According to Waller, reducing the Federal Reserve’s balance sheet is a crucial step toward normalizing monetary policy implementation and reducing unnecessary reserves in the banking system. He stated that slowing further or stopping the redemption of securities holdings would be appropriate as the banking system approaches a sufficient level of reserves. However, Waller emphasized that this point has not yet been reached, as reserve balances currently exceed $3 trillion.
Waller highlighted that there is no evidence from money market indicators or his outreach conversations suggesting that the banking system is nearing a sufficient level of reserves. The Committee slowed the pace of redemptions in June 2024 to facilitate a smooth transition to the appropriate level of securities holdings needed to efficiently and effectively implement monetary policy. Waller affirmed his belief that this pace remains suitable.
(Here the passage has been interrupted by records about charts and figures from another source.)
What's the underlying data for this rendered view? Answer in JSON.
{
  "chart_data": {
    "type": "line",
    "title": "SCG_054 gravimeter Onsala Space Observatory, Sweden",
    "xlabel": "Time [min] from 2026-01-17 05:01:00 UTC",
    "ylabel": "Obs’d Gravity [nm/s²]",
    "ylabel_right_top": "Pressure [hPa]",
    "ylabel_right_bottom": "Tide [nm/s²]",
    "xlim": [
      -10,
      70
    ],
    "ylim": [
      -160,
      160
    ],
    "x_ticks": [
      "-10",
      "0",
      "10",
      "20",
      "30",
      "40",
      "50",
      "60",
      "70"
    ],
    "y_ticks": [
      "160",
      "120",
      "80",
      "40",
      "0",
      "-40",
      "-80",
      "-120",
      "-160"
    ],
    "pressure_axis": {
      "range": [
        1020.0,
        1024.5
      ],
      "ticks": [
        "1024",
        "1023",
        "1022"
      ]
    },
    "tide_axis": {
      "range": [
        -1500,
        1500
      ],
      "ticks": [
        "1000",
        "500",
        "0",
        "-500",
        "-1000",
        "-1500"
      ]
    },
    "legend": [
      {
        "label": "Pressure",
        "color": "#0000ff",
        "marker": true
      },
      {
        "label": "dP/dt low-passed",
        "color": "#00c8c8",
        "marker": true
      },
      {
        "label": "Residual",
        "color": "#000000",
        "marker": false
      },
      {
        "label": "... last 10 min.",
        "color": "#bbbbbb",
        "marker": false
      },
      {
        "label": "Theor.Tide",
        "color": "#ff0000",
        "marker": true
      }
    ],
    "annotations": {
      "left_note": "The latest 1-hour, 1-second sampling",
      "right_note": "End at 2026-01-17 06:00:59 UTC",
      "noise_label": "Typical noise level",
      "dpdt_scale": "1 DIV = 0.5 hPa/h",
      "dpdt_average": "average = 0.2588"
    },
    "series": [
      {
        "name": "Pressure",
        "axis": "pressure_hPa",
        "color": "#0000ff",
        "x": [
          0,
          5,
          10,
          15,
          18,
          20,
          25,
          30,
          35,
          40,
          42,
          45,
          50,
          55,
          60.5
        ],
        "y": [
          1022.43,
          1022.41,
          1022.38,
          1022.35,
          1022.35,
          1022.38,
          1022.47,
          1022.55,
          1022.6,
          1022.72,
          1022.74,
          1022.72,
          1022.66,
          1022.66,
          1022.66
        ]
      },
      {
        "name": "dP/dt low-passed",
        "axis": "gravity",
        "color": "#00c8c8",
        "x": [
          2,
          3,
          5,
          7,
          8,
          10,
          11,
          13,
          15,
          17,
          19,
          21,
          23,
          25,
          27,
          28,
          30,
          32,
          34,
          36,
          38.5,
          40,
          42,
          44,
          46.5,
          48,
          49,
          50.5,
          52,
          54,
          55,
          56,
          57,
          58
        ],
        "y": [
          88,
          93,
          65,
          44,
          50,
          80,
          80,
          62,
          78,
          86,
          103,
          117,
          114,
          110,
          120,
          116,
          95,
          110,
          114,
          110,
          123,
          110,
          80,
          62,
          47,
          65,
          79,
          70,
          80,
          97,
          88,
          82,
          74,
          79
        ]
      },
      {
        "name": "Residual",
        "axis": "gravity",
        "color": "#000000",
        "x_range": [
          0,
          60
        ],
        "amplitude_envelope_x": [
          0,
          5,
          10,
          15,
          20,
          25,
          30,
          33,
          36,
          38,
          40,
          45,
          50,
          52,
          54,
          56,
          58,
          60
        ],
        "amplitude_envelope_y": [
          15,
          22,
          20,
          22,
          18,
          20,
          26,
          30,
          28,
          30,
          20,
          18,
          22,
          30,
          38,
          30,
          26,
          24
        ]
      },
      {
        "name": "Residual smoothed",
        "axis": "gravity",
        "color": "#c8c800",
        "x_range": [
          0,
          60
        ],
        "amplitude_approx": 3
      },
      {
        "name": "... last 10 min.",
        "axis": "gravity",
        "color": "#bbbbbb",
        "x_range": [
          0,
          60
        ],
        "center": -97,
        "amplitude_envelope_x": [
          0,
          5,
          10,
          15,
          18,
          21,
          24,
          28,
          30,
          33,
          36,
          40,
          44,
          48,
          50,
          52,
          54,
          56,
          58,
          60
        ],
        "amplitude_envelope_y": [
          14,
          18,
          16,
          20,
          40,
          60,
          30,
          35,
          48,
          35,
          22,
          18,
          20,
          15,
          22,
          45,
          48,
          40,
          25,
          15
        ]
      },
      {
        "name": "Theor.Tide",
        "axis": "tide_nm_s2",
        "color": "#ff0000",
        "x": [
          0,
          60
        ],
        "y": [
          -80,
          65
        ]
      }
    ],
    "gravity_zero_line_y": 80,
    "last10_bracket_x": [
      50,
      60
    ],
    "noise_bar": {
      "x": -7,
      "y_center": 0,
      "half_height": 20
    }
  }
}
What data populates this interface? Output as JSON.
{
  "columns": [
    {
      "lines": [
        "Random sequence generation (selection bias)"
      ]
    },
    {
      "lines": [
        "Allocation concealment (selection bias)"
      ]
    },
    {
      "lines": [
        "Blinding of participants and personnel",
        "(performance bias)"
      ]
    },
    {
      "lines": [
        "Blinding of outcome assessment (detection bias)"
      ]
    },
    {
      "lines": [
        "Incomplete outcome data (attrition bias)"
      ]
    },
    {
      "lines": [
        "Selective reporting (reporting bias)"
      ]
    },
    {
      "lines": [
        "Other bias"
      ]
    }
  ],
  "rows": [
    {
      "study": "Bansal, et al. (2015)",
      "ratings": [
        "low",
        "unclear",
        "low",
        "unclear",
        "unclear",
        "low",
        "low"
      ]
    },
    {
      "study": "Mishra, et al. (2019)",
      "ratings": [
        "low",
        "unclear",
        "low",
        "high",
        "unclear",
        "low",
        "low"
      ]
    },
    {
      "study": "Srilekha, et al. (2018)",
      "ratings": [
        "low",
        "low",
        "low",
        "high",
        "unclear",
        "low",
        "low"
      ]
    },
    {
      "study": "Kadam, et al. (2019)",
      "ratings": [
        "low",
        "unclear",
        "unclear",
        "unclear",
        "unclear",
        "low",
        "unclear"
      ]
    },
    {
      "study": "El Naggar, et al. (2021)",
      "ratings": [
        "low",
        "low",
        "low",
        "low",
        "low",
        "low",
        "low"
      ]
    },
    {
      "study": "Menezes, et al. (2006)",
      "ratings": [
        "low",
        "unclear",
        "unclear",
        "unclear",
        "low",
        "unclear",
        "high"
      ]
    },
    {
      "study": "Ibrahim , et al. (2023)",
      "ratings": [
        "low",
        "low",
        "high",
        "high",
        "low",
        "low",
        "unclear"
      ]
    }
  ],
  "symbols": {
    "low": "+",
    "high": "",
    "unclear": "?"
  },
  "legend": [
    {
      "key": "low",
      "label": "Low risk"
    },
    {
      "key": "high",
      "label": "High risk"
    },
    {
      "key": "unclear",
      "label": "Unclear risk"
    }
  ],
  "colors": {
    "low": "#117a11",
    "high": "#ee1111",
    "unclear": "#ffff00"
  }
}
In the event of unanticipated disturbances to reserve demand during the process of balance sheet normalization, Waller stated that the Federal Reserve System has a variety of tools to address such developments. He suggested that, instead of altering the current pace of balance sheet reduction, the Federal Reserve should rely on these tools and develop a contingency plan for responding to short-term strains.
Waller also stated that a plan is still necessary, even with the decision to slow the pace of runoff at the meeting, in case a disturbance occurs in the future. He stressed that good process leads to good outcomes and that effective contingency planning helps avoid disruptions to markets and the FOMC’s efforts to achieve economic objectives.
On Wednesday, the Federal Reserve decided to keep interest rates steady. However, U.S. central bank policymakers indicated they still anticipate reducing borrowing costs by half a percentage point by the end of this year due to slowing economic growth and a potential downturn in inflation.
Federal Reserve officials marked up their outlook for inflation this year, expecting their preferred measure of price increases to end the year at 2.7%, compared to the 2.5% pace anticipated in December. The Fed targets inflation at 2%.
The Federal Open Market Committee also marked down the outlook for economic growth for this year from 2.1% to 1.7%, expecting slightly higher unemployment by the end of this year. The Fed also announced plans to slow the ongoing drawdown of its balance sheet, known as quantitative tightening, starting next month.